Just as he withdrew his hand, his door burst open and the boys tumbled in.
‘Laurie! Laurie! Can we just ask . . .’
Ryan caught his breath and woke up from some sort of daydream he’d been experiencing. Good grief! What the hell was he doing in this room? The last thing he remembered was standing in the hallway and thinking there was something up here he needed to retrieve . . .
He looked around him and half recognised the room. It certainly wasn’t the ballroom he’d intended to visit when he’d returned after his chat with Tegan — it was definitely a bedroom. But, in his memories, there was a desk by the window, a four-poster bed against the wall and a large wardrobe there, and the dressing room was right through that door there — which was shortly, it seemed, to become an ensuite.
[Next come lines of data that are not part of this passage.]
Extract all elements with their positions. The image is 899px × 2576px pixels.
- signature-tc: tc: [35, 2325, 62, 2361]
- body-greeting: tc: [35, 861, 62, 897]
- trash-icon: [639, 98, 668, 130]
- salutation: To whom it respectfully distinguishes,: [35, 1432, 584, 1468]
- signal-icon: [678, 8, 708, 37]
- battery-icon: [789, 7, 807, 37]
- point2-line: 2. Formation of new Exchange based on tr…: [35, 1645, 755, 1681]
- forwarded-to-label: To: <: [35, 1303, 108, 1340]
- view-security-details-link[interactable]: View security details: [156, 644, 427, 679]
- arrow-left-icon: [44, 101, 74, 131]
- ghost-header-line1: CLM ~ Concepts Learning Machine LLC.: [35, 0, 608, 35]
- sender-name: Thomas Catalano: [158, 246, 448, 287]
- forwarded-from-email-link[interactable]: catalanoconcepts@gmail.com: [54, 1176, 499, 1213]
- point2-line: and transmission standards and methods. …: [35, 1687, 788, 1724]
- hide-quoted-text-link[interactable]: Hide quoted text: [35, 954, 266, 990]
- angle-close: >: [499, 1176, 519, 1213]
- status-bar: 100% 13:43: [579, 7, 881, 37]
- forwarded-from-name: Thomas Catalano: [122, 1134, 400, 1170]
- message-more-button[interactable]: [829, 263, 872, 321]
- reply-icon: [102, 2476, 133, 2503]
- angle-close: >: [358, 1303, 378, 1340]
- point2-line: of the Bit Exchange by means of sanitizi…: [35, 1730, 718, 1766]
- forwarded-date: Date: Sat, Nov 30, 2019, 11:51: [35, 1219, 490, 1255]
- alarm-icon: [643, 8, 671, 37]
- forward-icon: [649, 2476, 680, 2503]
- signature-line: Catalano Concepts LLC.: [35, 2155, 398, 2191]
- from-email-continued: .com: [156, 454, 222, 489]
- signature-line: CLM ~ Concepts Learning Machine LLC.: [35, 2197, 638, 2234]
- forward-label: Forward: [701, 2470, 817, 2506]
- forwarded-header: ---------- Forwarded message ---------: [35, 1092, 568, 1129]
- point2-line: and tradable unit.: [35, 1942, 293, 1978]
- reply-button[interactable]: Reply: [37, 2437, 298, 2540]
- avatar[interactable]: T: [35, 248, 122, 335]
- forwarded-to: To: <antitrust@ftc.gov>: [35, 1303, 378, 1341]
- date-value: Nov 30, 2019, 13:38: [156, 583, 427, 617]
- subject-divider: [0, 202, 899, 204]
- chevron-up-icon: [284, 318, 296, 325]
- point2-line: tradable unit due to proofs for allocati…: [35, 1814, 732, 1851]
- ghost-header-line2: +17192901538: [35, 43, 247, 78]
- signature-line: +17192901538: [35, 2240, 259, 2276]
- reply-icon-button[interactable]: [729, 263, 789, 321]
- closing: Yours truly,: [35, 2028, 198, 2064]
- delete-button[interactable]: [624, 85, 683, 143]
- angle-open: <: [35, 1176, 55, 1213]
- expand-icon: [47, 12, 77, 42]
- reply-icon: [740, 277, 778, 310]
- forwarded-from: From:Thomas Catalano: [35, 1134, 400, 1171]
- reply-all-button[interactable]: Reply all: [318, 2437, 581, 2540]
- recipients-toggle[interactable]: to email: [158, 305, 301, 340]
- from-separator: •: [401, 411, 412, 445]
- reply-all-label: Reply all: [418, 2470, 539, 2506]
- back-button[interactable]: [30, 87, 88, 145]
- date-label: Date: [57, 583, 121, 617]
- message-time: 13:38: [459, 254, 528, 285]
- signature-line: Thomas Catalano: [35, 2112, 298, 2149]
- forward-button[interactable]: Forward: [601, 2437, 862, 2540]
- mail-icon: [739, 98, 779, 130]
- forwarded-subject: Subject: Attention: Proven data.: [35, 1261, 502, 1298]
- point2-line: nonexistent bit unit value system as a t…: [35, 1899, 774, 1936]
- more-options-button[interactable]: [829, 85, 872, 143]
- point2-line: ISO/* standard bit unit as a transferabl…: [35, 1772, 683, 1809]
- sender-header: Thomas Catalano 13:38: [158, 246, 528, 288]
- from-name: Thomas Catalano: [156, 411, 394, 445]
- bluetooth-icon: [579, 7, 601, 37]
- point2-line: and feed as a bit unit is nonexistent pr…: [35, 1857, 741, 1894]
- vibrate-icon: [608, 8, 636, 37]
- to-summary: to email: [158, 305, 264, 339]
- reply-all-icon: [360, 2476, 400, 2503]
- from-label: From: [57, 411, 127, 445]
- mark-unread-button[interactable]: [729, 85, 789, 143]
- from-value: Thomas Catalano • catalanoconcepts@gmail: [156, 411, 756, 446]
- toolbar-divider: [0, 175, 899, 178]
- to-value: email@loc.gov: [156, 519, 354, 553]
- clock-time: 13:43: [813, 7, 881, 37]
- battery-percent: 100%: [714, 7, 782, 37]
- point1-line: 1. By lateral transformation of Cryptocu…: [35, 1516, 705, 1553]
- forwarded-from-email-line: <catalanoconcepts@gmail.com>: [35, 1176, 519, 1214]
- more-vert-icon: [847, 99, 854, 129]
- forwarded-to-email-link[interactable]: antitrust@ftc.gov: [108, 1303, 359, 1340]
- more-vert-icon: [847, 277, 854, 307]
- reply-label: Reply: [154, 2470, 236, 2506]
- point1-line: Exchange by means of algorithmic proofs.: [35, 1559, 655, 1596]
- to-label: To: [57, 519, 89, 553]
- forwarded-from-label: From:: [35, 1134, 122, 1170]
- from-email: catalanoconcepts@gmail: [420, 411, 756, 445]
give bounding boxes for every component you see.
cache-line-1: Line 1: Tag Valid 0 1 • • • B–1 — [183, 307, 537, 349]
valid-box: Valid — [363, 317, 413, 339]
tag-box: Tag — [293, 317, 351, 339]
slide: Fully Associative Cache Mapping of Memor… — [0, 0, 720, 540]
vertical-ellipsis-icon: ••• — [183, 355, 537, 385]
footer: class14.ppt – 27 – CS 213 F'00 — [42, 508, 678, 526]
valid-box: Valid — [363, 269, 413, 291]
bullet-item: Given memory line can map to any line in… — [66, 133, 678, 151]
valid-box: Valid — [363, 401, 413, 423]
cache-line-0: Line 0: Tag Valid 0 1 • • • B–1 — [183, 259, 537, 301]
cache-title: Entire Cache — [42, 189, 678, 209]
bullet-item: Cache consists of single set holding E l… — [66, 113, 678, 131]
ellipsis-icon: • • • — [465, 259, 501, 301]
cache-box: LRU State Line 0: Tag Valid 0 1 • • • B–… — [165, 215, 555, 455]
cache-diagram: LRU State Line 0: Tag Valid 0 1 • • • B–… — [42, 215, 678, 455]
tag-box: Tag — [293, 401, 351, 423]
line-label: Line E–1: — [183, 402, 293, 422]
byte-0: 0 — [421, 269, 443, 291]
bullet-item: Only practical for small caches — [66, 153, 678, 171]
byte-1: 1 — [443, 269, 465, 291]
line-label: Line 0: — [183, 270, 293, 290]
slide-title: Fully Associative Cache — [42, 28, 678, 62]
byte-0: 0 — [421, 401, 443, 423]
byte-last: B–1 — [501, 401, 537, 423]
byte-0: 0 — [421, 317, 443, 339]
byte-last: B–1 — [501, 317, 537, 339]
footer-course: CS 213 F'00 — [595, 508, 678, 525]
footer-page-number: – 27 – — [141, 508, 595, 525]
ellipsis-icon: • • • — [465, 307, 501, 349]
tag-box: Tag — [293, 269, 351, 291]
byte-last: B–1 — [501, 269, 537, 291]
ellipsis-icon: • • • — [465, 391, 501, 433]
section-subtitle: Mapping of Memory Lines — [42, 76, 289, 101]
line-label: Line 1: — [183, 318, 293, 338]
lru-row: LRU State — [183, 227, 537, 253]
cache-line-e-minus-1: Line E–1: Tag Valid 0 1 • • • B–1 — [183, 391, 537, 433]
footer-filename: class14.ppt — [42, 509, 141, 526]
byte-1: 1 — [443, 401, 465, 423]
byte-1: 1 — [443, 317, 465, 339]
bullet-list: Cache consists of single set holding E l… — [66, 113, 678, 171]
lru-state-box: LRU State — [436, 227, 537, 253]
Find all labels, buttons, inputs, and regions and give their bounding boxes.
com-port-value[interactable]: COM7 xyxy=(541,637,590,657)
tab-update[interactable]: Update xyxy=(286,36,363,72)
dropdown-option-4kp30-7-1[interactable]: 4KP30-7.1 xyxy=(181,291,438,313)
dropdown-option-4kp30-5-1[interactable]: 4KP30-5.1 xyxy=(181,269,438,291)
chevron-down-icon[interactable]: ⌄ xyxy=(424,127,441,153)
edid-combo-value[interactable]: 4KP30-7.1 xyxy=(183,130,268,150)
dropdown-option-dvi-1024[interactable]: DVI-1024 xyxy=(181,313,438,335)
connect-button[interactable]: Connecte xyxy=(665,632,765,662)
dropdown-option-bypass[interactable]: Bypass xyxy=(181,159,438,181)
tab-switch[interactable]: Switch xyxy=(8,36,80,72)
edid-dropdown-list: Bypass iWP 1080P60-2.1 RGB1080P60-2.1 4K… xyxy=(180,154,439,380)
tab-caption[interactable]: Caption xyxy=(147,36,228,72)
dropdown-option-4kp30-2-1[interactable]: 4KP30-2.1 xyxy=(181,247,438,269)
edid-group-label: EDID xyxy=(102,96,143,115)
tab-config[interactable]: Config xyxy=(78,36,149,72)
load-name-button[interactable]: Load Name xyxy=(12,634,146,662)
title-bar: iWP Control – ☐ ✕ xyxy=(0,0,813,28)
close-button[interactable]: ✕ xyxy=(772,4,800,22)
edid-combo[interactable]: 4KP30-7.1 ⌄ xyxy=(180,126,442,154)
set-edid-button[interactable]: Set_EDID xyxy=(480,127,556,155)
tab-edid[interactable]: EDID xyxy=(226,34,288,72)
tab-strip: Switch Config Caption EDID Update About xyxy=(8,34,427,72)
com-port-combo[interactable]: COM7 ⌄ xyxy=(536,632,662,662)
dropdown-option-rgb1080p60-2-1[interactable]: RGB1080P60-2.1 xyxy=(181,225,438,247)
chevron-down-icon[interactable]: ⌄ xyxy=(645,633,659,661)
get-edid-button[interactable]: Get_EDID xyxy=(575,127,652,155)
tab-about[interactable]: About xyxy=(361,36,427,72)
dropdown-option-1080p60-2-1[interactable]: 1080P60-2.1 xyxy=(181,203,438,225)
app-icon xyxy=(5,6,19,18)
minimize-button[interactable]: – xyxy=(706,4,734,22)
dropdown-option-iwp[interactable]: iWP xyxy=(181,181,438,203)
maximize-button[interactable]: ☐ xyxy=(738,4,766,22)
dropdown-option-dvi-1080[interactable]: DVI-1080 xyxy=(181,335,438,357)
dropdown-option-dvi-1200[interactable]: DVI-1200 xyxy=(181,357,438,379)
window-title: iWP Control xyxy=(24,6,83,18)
Because he was actually in a room that was, seemingly, getting turned into a guest room. He knew that Pencradoc Arts Centre ran artists’ retreats and he could only assume this was one of the soon-to-be-released new phase of retreat rooms.
He turned and looked at the fireplace. That was, as yet, untouched by renovation. But looking at the tools next to it, it was next on the list to be refurbished. Sympathetically, he was sure — but there was a bucket and a bag of ready-mix concrete there, and he knew that any loose bricks or holes in the chimney breast would be well and truly sealed up very soon . . .
It was almost as if someone was urging him to look, to check the place he thought he’d seen in that weird daydream.
He wondered if there was, by some incredible chance, something there . . .
‘Okay. I might be crazy, but I’m going to look,’ he muttered. One of his favourite Mission tracks was knocking at the back of his mind, the one where they sang about other days and times and places.
If it was good enough for the Mission, it was good enough for him.
He took a deep breath and, his heart thumping, leaned into the fireplace. He closed his eyes and reached in, feeling around as if he knew exactly where his fingertips needed to search.
He opened his eyes in surprise as he found the opening and he reached deep inside. Whatever was there would have been pretty safe from over a century of leaping flames, especially if it was pushed right to the back.
A thought came into his head. I didn’t care if it went up in flames. In fact, I wanted it to! Sorry it hasn’t, really.
Ryan tried to ignore the voice and pushed his fingertips further into the rectangular gap. Sure enough, they touched the corner of a piece of paper, and he closed his fingers around it, gently easing it out of its hiding place.
As he brought the piece of paper into the daylight, he saw that it was actually two or three sheets, folded up. Carefully, he unfolded them, hoping at the same time that nobody would burst into the room when he was here.
As he cast his eyes over the neat, cursive writing, he could hardly believe what he was reading. It was an account of a ball in Mayfair, but it had several different endings and was written as a piece of fiction.
But all the endings had one thing in common: the author made sure that, each time, he kissed the heroine and declared how much he loved her.
The heroine’s name was Viola.
The author’s name, however, was unknown.